Southeast Florida Roundup
Palm Beach County benefits from 2017 federal tax cut
Palm Beach County benefits from the 2017 federal tax cut.
Around 2013, as high-tax northern states elected to ding their residents for more taxes, the Palm Beach County Business Development Board began knocking on the doors of financiers who lived part-time in the county to sell them on relocating their operations to Florida. Interest accelerated when the 2017 federal Tax Cut and Jobs Act limited state and local tax deductions for high-income individuals.
Kelly Smallridge, president and CEO of the board, says the effort has resulted in 70 financial services firms moving to Palm Beach County in the last five years, and the board is working with 15 more. “Wealth management firms seem to top the list, along with private equity and family offices,” she says.
Other regions of Florida also are drawing interest. “Hedge funds and investment managers looking for an environment with relatively low taxes, stable government, access to capital and lower operating costs have found the perfect home in Miami and South Florida,” says Raul Garcia, chairman of the Miami Finance Forum and a principal in the financial services practice at Kaufman Rossin in Miami.
Along with putting offices here, some financial firms have made investments, although the firms themselves don’t draw a cause-and-effect on their decisions. Dell Computer founder Michael Dell’s MSD Capital, which opened an office in West Palm Beach, for example, this year bought the 1,047-room Boca Raton Resort and Club from Blackstone for $875 million.
- After-market jet engine distributor International Aircraft Associates expanded its headquarters in the Miramar Park of Commerce.
- Resort owner Genting ceased its partnership with Germany’s FRS Caribbean in offering a two-hour ferry ride from Miami to Bimini, where Genting has a resort. FRS accordingly ceased the service. Genting switched partners to Spain’s Balearia Caribbean, which has had ferry service to Freeport from Broward seaport Port Everglades.
- Amazon will build a 60,000-sq.- ft. warehouse in Fort Pierce employing 200.
- Boca Raton-based theater chain iPic Entertainment filed for Chapter 11 protection. It has 123 screens in 16 cities. Sears closed its Indian River Mall store.
- Professional Bank hired Lee Frankhouser as executive vice president/private banker in Palm Beach Gardens.
- Robert H. Shapiro, 61, former CEO and founder in Boca Raton of real estate firm Woodbridge Group of Cos., pleaded guilty in a $1.3-billion Ponzi scheme that fleeced thousands, mostly retirees but also ABC’s George Stephanopoulos. According to prosecutors, the $25 million to $95 million that Shapiro took went for his estate in Los Angeles, chartered planes and art by Picasso, Renoir and others. He could receive up to 25 years in prison when sentenced in October.

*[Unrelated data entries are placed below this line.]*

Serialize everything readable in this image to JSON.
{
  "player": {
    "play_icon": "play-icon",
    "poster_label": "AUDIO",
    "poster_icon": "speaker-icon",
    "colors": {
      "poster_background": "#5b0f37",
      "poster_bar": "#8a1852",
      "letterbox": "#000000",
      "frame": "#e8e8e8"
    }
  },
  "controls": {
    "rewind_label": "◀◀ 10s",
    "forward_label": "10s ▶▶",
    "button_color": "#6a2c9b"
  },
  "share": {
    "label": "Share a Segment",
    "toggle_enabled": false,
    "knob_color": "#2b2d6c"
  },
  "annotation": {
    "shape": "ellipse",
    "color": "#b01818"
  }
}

- Tapping into Palm Beach County’s aerospace hub, engineering firm Cyient Defense Services will add 50 jobs, paying $85,000 on average, to its existing 150 and build a 30,000-sq.-ft. facility near Jupiter that handles engineering services and the machining of precision aerospace hardware.
- Deerfield Beach-based auto company JM Family Enterprises acquired Home Franchise Concepts in California, which sells franchises under the brands Budget Blinds, Tailored Living, Concrete Craft and AdvantaClean.

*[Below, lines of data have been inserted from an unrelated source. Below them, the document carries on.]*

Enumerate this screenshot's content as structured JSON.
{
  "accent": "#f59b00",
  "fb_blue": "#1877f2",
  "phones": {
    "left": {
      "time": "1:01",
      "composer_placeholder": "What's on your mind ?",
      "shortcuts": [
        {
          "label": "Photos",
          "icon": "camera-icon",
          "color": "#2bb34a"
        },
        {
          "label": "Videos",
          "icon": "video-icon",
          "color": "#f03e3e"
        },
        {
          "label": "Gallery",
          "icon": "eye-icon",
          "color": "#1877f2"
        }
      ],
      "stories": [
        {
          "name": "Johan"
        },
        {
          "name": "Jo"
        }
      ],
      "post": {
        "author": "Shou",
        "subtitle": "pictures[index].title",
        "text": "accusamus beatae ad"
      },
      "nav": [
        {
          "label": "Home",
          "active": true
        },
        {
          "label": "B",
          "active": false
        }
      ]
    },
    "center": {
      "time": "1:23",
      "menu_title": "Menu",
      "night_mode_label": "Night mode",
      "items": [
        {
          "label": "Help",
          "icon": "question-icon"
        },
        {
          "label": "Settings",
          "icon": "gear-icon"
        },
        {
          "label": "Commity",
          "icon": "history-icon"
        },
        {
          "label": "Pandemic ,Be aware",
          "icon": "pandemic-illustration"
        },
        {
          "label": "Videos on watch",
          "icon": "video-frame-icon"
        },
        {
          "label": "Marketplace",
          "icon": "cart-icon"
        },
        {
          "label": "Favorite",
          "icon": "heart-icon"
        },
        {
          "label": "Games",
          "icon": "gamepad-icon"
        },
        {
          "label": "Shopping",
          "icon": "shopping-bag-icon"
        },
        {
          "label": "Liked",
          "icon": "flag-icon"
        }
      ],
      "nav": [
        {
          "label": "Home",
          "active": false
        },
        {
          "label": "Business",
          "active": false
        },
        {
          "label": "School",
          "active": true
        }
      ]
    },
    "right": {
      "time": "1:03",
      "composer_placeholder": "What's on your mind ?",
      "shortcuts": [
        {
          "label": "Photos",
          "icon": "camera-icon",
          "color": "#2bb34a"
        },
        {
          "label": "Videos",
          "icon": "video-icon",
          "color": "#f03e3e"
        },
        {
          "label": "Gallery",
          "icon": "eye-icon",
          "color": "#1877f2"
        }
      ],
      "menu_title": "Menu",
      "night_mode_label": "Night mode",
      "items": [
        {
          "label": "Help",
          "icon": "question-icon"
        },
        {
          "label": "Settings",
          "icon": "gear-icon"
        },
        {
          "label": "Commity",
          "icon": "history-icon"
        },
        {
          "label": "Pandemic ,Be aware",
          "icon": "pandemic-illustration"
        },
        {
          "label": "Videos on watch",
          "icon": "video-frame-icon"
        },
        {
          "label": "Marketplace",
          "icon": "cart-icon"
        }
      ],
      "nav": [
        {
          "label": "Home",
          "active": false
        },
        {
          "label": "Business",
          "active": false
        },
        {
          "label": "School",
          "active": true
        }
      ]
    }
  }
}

- Doctor staffing company Hayes Locums will keep its headquarters in Broward and add 250 support staffers to its 184-employee workforce in Fort Lauderdale after receiving $750,000 in state and local government incentives.

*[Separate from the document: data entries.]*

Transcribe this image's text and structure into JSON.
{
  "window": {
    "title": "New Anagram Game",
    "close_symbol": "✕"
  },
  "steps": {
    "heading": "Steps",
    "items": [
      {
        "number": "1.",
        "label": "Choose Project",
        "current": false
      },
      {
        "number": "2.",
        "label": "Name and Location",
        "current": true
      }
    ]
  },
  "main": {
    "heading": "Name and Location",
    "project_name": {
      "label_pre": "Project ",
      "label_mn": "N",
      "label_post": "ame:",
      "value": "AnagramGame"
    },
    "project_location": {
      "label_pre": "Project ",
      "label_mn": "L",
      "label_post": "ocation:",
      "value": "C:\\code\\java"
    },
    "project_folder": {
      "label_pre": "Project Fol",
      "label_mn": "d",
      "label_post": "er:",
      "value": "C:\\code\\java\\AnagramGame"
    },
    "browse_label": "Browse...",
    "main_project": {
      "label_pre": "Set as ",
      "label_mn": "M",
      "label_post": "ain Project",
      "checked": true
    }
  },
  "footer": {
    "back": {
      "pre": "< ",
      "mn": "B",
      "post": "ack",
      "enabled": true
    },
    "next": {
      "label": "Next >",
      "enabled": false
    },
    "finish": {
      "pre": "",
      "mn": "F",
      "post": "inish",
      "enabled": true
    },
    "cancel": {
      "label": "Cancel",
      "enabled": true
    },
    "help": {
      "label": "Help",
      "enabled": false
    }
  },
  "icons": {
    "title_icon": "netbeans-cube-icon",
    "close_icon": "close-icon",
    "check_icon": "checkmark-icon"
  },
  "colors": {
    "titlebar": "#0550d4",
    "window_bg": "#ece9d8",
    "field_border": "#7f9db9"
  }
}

Co-founded by engineer CEO Zia Bhutta and chief automation officer Ahmed Zaidi, Sunrise-based Accelirate provides process automation and artificial intelligence services to help companies increase productivity and eliminate errors. It has 125 employees in South Florida, New Jersey and Houston. It expects to end this year with 160, with most being added in South Florida.
The company is launching new services this year and expects to end the year with $11 million in revenue, up from $3 million last year.